Many virtual firms take a different approach to the financial side of their business as well. Lawyers at some virtual firms act as contractors and can work as much or as little as they want. They pay a percentage of what they collect in billings to the firm. While that may not be a model that suits everyone (particularly those used to the more stable compensation structure of the traditional law firm), it’s very attractive for parents, caregivers and those wanting a more balanced life.
Yet there are still plenty of upsides for law firms with an office. Yes, there is overhead—however, don’t underestimate the value of a physical space where attorneys and staff gather. While email, phone and videoconferencing do provide connections, we are social beings that rely on face-to-face interactions to feel secure and valued.

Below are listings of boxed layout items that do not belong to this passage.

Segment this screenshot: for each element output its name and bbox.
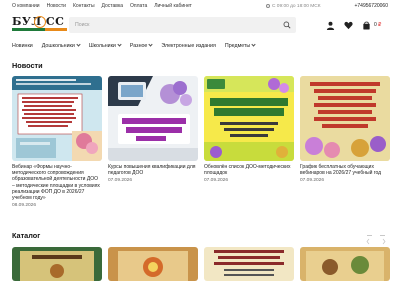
working-hours-text: С 09:00 до 18:00 МСК bbox=[272, 3, 321, 9]
cart-count-value: 0 bbox=[374, 22, 377, 28]
catalog-arrows bbox=[366, 232, 386, 245]
header-icons: 0 ₽ bbox=[326, 19, 381, 31]
news-card-date: 07.09.2026 bbox=[204, 178, 229, 184]
menu-item-label: Школьники bbox=[88, 42, 116, 49]
news-card[interactable]: График бесплатных обучающих вебинаров на… bbox=[300, 76, 390, 183]
news-card-date: 07.09.2026 bbox=[108, 178, 133, 184]
top-nav-about[interactable]: О компании bbox=[12, 3, 40, 9]
top-nav: О компании Новости Контакты Доставка Опл… bbox=[0, 3, 192, 9]
search-icon[interactable] bbox=[283, 21, 291, 29]
chevron-down-icon bbox=[117, 42, 122, 47]
arrow-right-icon[interactable] bbox=[379, 232, 386, 245]
news-cards: Вебинар «Формы научно-методического сопр… bbox=[12, 76, 390, 216]
search-bar[interactable]: Поиск bbox=[69, 17, 296, 33]
top-nav-delivery[interactable]: Доставка bbox=[102, 3, 123, 9]
news-card-date: 08.09.2026 bbox=[12, 203, 37, 209]
catalog-item-image bbox=[108, 247, 198, 281]
menu-item-preschoolers[interactable]: Дошкольники bbox=[41, 41, 81, 50]
phone-number[interactable]: +74956720060 bbox=[354, 0, 388, 12]
catalog-item-image bbox=[300, 247, 390, 281]
cart-total[interactable]: 0 ₽ bbox=[374, 22, 381, 28]
catalog-item[interactable] bbox=[204, 247, 294, 281]
logo-underline bbox=[12, 28, 67, 31]
news-card-date: 07.09.2026 bbox=[300, 178, 325, 184]
news-card[interactable]: Обновлён список ДОО-методических площадо… bbox=[204, 76, 294, 183]
news-card-image[interactable] bbox=[108, 76, 198, 161]
menu-item-label: Дошкольники bbox=[41, 42, 75, 49]
webinar-banner-image bbox=[12, 76, 102, 161]
menu-item-label: Электронные издания bbox=[161, 42, 216, 49]
menu-item-schoolchildren[interactable]: Школьники bbox=[88, 41, 122, 50]
user-icon[interactable] bbox=[326, 21, 335, 30]
webinar-schedule-banner-image bbox=[300, 76, 390, 161]
logo-ring bbox=[34, 16, 46, 28]
menu-item-ebooks[interactable]: Электронные издания bbox=[161, 41, 216, 50]
news-card-title[interactable]: Курсы повышения квалификации для педагог… bbox=[108, 164, 198, 176]
menu-item-label: Новинки bbox=[12, 42, 33, 49]
menu-item-label: Предметы bbox=[224, 42, 251, 49]
heart-icon[interactable] bbox=[344, 21, 353, 30]
news-card-image[interactable] bbox=[204, 76, 294, 161]
cart-icon[interactable] bbox=[362, 21, 371, 30]
catalog-item[interactable] bbox=[300, 247, 390, 281]
clock-icon bbox=[266, 4, 270, 8]
news-card-image[interactable] bbox=[300, 76, 390, 161]
top-nav-news[interactable]: Новости bbox=[47, 3, 66, 9]
category-menu: Новинки Дошкольники Школьники Разное Эле… bbox=[12, 41, 256, 50]
news-section-title[interactable]: Новости bbox=[12, 61, 43, 70]
menu-item-new[interactable]: Новинки bbox=[12, 41, 33, 50]
menu-item-subjects[interactable]: Предметы bbox=[224, 41, 256, 50]
top-nav-payment[interactable]: Оплата bbox=[130, 3, 147, 9]
menu-item-misc[interactable]: Разное bbox=[129, 41, 154, 50]
news-card-title[interactable]: График бесплатных обучающих вебинаров на… bbox=[300, 164, 390, 176]
chevron-down-icon bbox=[148, 42, 154, 47]
arrow-left-icon[interactable] bbox=[366, 232, 373, 245]
catalog-item[interactable] bbox=[108, 247, 198, 281]
working-hours: С 09:00 до 18:00 МСК bbox=[266, 0, 321, 12]
top-bar: О компании Новости Контакты Доставка Опл… bbox=[0, 0, 400, 12]
news-card-image[interactable] bbox=[12, 76, 102, 161]
catalog-grid bbox=[12, 247, 390, 281]
courses-banner-image bbox=[108, 76, 198, 161]
top-nav-account[interactable]: Личный кабинет bbox=[154, 3, 192, 9]
method-sites-banner-image bbox=[204, 76, 294, 161]
catalog-item-image bbox=[12, 247, 102, 281]
header: БУЛ СС Поиск 0 ₽ bbox=[0, 14, 400, 36]
catalog-item-image bbox=[204, 247, 294, 281]
chevron-down-icon bbox=[76, 42, 81, 47]
top-nav-contacts[interactable]: Контакты bbox=[73, 3, 95, 9]
news-card[interactable]: Вебинар «Формы научно-методического сопр… bbox=[12, 76, 102, 208]
site-logo[interactable]: БУЛ СС bbox=[12, 16, 67, 34]
catalog-section-title[interactable]: Каталог bbox=[12, 231, 40, 240]
search-input[interactable]: Поиск bbox=[75, 17, 89, 33]
catalog-item[interactable] bbox=[12, 247, 102, 281]
chevron-down-icon bbox=[251, 42, 256, 47]
news-card[interactable]: Курсы повышения квалификации для педагог… bbox=[108, 76, 198, 183]
menu-item-label: Разное bbox=[129, 42, 148, 49]
cart-currency: ₽ bbox=[378, 22, 382, 28]
news-card-title[interactable]: Обновлён список ДОО-методических площадо… bbox=[204, 164, 294, 176]
news-card-title[interactable]: Вебинар «Формы научно-методического сопр… bbox=[12, 164, 102, 201]
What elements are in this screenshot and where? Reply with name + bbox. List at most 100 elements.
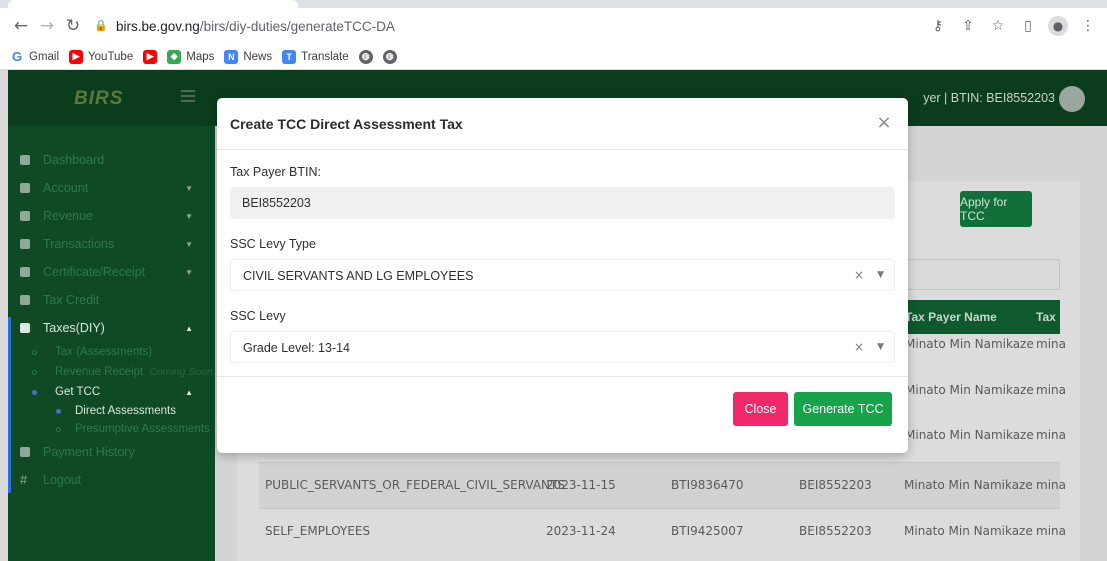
active-tab[interactable] [8,0,298,8]
table-row[interactable]: PUBLIC_SERVANTS_OR_FEDERAL_CIVIL_SERVANT… [259,462,1066,508]
forward-icon[interactable]: → [34,13,60,39]
menu-icon[interactable]: ⋮ [1077,15,1099,37]
table-cell: Minato Min Namikaze [905,383,1034,397]
table-row[interactable]: SELF_EMPLOYEES 2023-11-24 BTI9425007 BEI… [259,508,1066,554]
home-icon [20,155,30,165]
bookmark-globe-1[interactable]: ◍ [358,49,373,64]
table-cell: mina [1036,428,1066,442]
table-cell: Minato Min Namikaze [905,428,1034,442]
bookmark-gmail[interactable]: G Gmail [10,49,59,64]
address-bar[interactable]: 🔒 birs.be.gov.ng/birs/diy-duties/generat… [94,19,395,34]
bookmark-news[interactable]: N News [224,49,272,64]
nav-row: ← → ↻ 🔒 birs.be.gov.ng/birs/diy-duties/g… [0,8,1107,44]
hamburger-icon[interactable] [181,90,195,102]
sidebar-menu: Dashboard Account ▼ Revenue ▼ Transactions… [8,146,215,494]
reload-icon[interactable]: ↻ [60,13,86,39]
levy-select[interactable]: Grade Level: 13-14 × ▼ [230,331,895,363]
sidebar-item-revenue[interactable]: Revenue ▼ [8,202,215,230]
sidebar-subitem-presumptive-assessments[interactable]: Presumptive Assessments [8,420,215,438]
levy-type-value: CIVIL SERVANTS AND LG EMPLOYEES [243,269,474,283]
caret-up-icon: ▲ [185,387,193,397]
sidebar-subitem-label: Get TCC [55,386,101,398]
avatar[interactable] [1059,86,1085,112]
apply-for-tcc-button[interactable]: Apply for TCC [960,191,1032,227]
sidebar-item-label: Dashboard [43,153,105,167]
table-cell: mina [1036,337,1066,351]
circle-icon [56,426,61,432]
sidebar-subitem-tax-assessments[interactable]: Tax (Assessments) [8,342,215,362]
lock-icon: 🔒 [94,20,108,32]
star-icon[interactable]: ☆ [987,15,1009,37]
table-cell: mina [1036,524,1066,538]
sidebar-item-label: Revenue [43,209,94,223]
key-icon[interactable]: ⚷ [927,15,949,37]
share-icon[interactable]: ⇪ [957,15,979,37]
clear-icon[interactable]: × [854,268,864,282]
sidebar-item-account[interactable]: Account ▼ [8,174,215,202]
coming-soon-badge: Coming Soon [149,366,213,378]
table-cell: Minato Min Namikaze [904,478,1033,492]
birs-logo: BIRS [74,88,124,109]
google-icon: G [11,49,23,64]
sidebar-item-payment-history[interactable]: Payment History [8,438,215,466]
caret-up-icon: ▲ [185,323,193,333]
close-icon[interactable]: × [873,111,895,133]
sidebar-item-taxes-diy[interactable]: Taxes(DIY) ▲ [8,314,215,342]
bookmark-label: Maps [186,50,215,63]
levy-type-label: SSC Levy Type [230,237,316,251]
sidebar-subitem-label: Direct Assessments [75,405,176,417]
caret-down-icon: ▼ [185,239,193,249]
bookmark-translate[interactable]: T Translate [282,49,349,64]
toolbar-icons: ⚷ ⇪ ☆ ▯ ● ⋮ [927,8,1099,44]
caret-down-icon: ▼ [185,183,193,193]
bookmark-globe-2[interactable]: ◍ [382,49,397,64]
table-cell: BTI9836470 [671,478,744,492]
youtube-icon: ▶ [143,49,158,64]
generate-tcc-button[interactable]: Generate TCC [794,392,892,426]
sidebar-item-label: Transactions [43,237,115,251]
sidebar-item-label: Logout [43,473,82,487]
table-cell: mina [1036,383,1066,397]
sidebar-subitem-direct-assessments[interactable]: Direct Assessments [8,402,215,420]
translate-icon: T [282,49,297,64]
sidebar-subitem-get-tcc[interactable]: Get TCC ▲ [8,382,215,402]
table-search-input[interactable] [895,259,1060,290]
table-cell: 2023-11-24 [546,524,616,538]
sidebar-item-dashboard[interactable]: Dashboard [8,146,215,174]
circle-icon [32,349,37,355]
hash-icon: # [20,472,28,487]
chevron-down-icon[interactable]: ▼ [877,270,884,280]
back-icon[interactable]: ← [8,13,34,39]
table-cell: mina [1036,478,1066,492]
bookmark-youtube-2[interactable]: ▶ [143,49,158,64]
sidebar-item-label: Taxes(DIY) [43,321,105,335]
bookmark-label: Translate [301,50,349,63]
levy-type-select[interactable]: CIVIL SERVANTS AND LG EMPLOYEES × ▼ [230,259,895,291]
close-button[interactable]: Close [733,392,788,426]
btin-field[interactable]: BEI8552203 [230,187,895,219]
sidebar-item-transactions[interactable]: Transactions ▼ [8,230,215,258]
sidebar-item-label: Account [43,181,89,195]
bookmark-youtube[interactable]: ▶ YouTube [69,49,133,64]
table-cell: Minato Min Namikaze [905,337,1034,351]
modal-title: Create TCC Direct Assessment Tax [230,116,463,132]
btin-value: BEI8552203 [242,196,311,210]
user-icon [20,183,30,193]
profile-icon[interactable]: ● [1047,15,1069,37]
create-tcc-modal: Create TCC Direct Assessment Tax × Tax P… [217,98,908,453]
sidepanel-icon[interactable]: ▯ [1017,15,1039,37]
clear-icon[interactable]: × [854,340,864,354]
sidebar-item-logout[interactable]: # Logout [8,466,215,494]
btin-label: Tax Payer BTIN: [230,165,321,179]
circle-icon [56,408,61,414]
sidebar-subitem-revenue-receipt[interactable]: Revenue Receipt Coming Soon [8,362,215,382]
user-icon [20,267,30,277]
modal-header: Create TCC Direct Assessment Tax × [217,98,908,150]
caret-down-icon: ▼ [185,267,193,277]
chevron-down-icon[interactable]: ▼ [877,342,884,352]
sidebar-item-tax-credit[interactable]: Tax Credit [8,286,215,314]
column-header-tax: Tax [1036,310,1056,324]
sidebar-item-certificate[interactable]: Certificate/Receipt ▼ [8,258,215,286]
bookmark-maps[interactable]: ◆ Maps [167,49,215,64]
modal-footer [217,376,908,377]
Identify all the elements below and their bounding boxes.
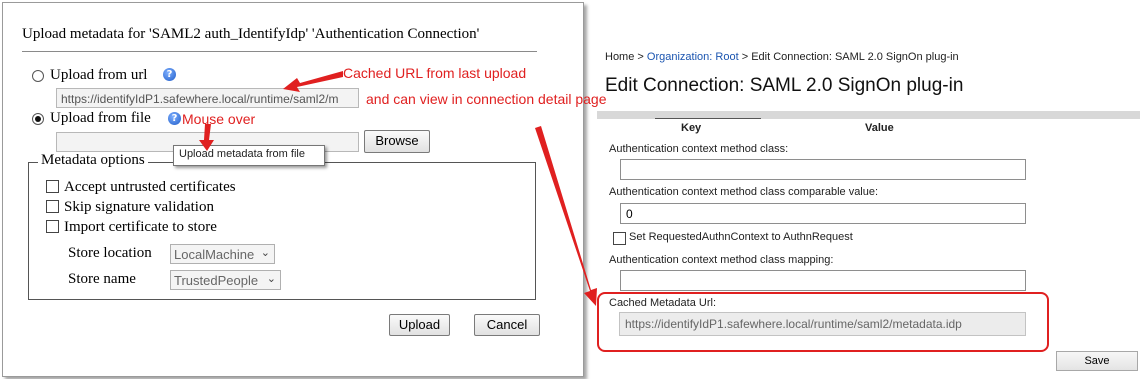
arrow-to-cached-field <box>535 126 597 306</box>
annotation-view-detail: and can view in connection detail page <box>366 91 607 107</box>
arrow-to-tooltip <box>199 124 214 151</box>
arrow-to-url-input <box>283 71 343 92</box>
annotation-mouse-over: Mouse over <box>182 111 256 127</box>
annotation-cached-url: Cached URL from last upload <box>343 65 527 81</box>
annotation-arrows <box>199 71 597 306</box>
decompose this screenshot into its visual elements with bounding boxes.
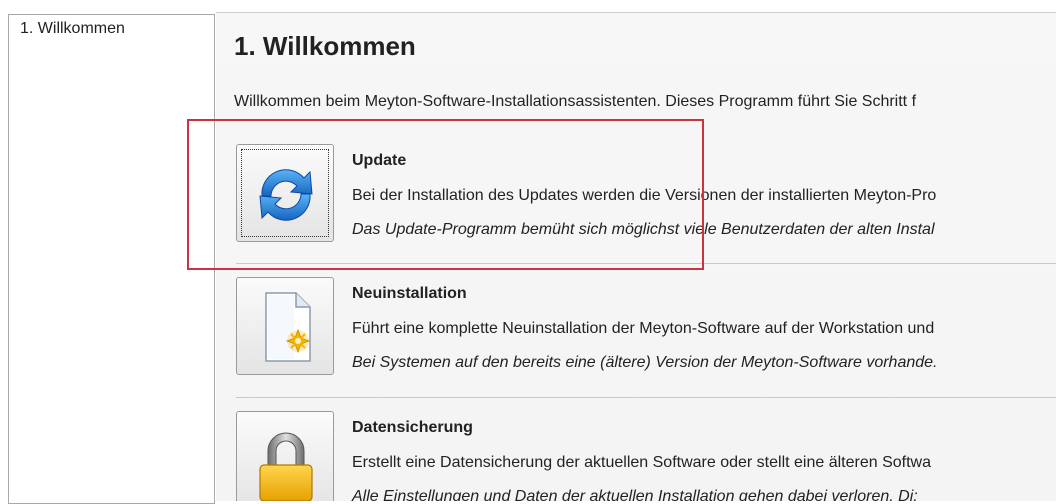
new-install-heading: Neuinstallation	[352, 285, 467, 302]
backup-button[interactable]	[236, 411, 334, 501]
intro-text: Willkommen beim Meyton-Software-Installa…	[234, 93, 917, 110]
steps-panel: 1. Willkommen	[8, 14, 215, 504]
page-title: 1. Willkommen	[234, 31, 416, 61]
backup-note: Alle Einstellungen und Daten der aktuell…	[352, 488, 918, 501]
backup-description: Erstellt eine Datensicherung der aktuell…	[352, 454, 931, 471]
new-install-description: Führt eine komplette Neuinstallation der…	[352, 320, 935, 337]
highlight-box	[187, 119, 704, 270]
new-install-button[interactable]	[236, 277, 334, 375]
backup-heading: Datensicherung	[352, 419, 473, 436]
new-install-note: Bei Systemen auf den bereits eine (älter…	[352, 354, 938, 371]
new-document-icon	[265, 292, 311, 362]
step-item-welcome[interactable]: 1. Willkommen	[20, 20, 125, 38]
separator	[236, 397, 1056, 398]
option-new-install: Neuinstallation Führt eine komplette Neu…	[236, 277, 1056, 377]
option-backup: Datensicherung Erstellt eine Datensicher…	[236, 411, 1056, 501]
padlock-icon	[259, 432, 313, 501]
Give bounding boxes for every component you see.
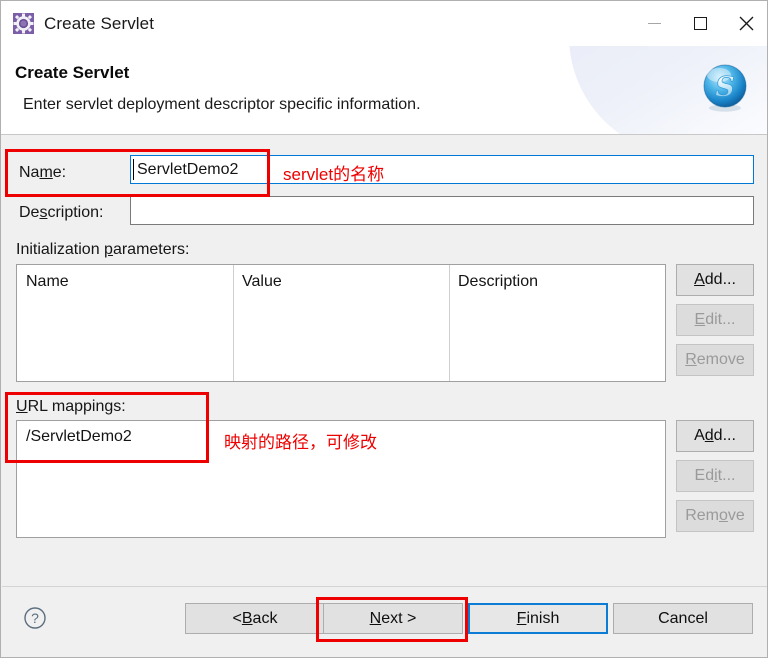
column-header-name: Name xyxy=(26,273,69,290)
close-button[interactable] xyxy=(723,1,767,46)
init-params-remove-button[interactable]: Remove xyxy=(676,344,754,376)
url-annotation-text: 映射的路径，可修改 xyxy=(224,433,377,452)
name-annotation-text: servlet的名称 xyxy=(283,165,385,184)
create-servlet-dialog: Create Servlet Create Servlet Enter serv… xyxy=(0,0,768,658)
url-mappings-label: URL mappings: xyxy=(16,398,126,415)
url-mappings-edit-button[interactable]: Ed i t... xyxy=(676,460,754,492)
svg-text:S: S xyxy=(715,72,735,103)
url-mappings-add-button[interactable]: Ad d... xyxy=(676,420,754,452)
name-label: Name: xyxy=(19,164,67,181)
cancel-button[interactable]: Cancel xyxy=(613,603,753,634)
maximize-button[interactable] xyxy=(677,1,723,46)
url-mappings-remove-button[interactable]: Rem o ve xyxy=(676,500,754,532)
finish-button[interactable]: Finish xyxy=(468,603,608,634)
url-mapping-row[interactable]: /ServletDemo2 xyxy=(26,428,132,446)
svg-text:?: ? xyxy=(31,610,39,626)
column-header-value: Value xyxy=(242,273,282,290)
init-params-edit-button[interactable]: Edit... xyxy=(676,304,754,336)
maximize-icon xyxy=(693,17,707,30)
description-label: Description: xyxy=(19,204,104,221)
dialog-footer: ? < Back Next > Finish Cancel xyxy=(2,586,767,657)
column-header-description: Description xyxy=(458,273,539,290)
close-icon xyxy=(739,16,753,31)
init-params-add-button[interactable]: Add... xyxy=(676,264,754,296)
window-title: Create Servlet xyxy=(44,13,155,33)
spring-s-sphere-logo: S xyxy=(699,61,751,113)
column-divider xyxy=(449,265,450,381)
servlet-gear-icon xyxy=(12,13,34,35)
title-bar: Create Servlet xyxy=(1,1,767,46)
next-button[interactable]: Next > xyxy=(323,603,463,634)
init-params-table[interactable]: Name Value Description xyxy=(16,264,666,382)
help-icon[interactable]: ? xyxy=(23,606,47,630)
banner-description: Enter servlet deployment descriptor spec… xyxy=(23,96,421,113)
servlet-name-input[interactable] xyxy=(130,155,754,184)
text-caret xyxy=(133,159,134,180)
servlet-description-input[interactable] xyxy=(130,196,754,225)
window-controls xyxy=(631,1,767,46)
init-params-label: Initialization parameters: xyxy=(16,241,190,258)
back-button[interactable]: < Back xyxy=(185,603,325,634)
banner-title: Create Servlet xyxy=(15,63,130,82)
dialog-content: Name: servlet的名称 Description: Initializa… xyxy=(2,136,767,586)
minimize-button[interactable] xyxy=(631,1,677,46)
minimize-icon xyxy=(647,23,661,24)
column-divider xyxy=(233,265,234,381)
wizard-banner: Create Servlet Enter servlet deployment … xyxy=(1,46,767,135)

There’s also something to be said for the image of having an office. It conveys stability and permanence to clients that place a high value on such things. They know where you are and that you’re not going anywhere.
Think, too, about all the informal mentoring that occurs simply because partners pass associates in the halls or nod into their offices. So much institutional knowledge is transferred that way, almost unintentionally. That has benefits for strengthening firm morale, fostering connection and creating better lawyers to serve clients. Firms distinguish themselves based on their service, so that’s no small thing. Having a physical space also makes people feel less isolated and more part of a team—and everyone pulls in the same direction with the same goals.
There are definitely pros and cons to both ways of operating a law firm. On the surface, virtual may seem better, particularly from a financial point of view. But firms that ignore the intangible benefits of having people work together in the same space may do so at their peril.
But does it actually have to be a choice between one or the other, with no middle ground? Not really—there are plenty of ways to reap the benefits of both setups.
For example, a firm may maintain a physical office for its attorneys and select employees, while relying on a virtual back-office team to handle day-to-day stuff like operational needs, conflict checks, billing and invoicing.
Others have adopted the “hoteling” concept in which they maintain a small number of offices for a large number of attorneys. Nobody has an assigned office. Lawyers and staff reserve them in advance for when they want to be there. Often times, firms that have moved to this structure looked at how much of their office space was vacant every day and decided they could reduce the square footage and still provide a place for people to go to work.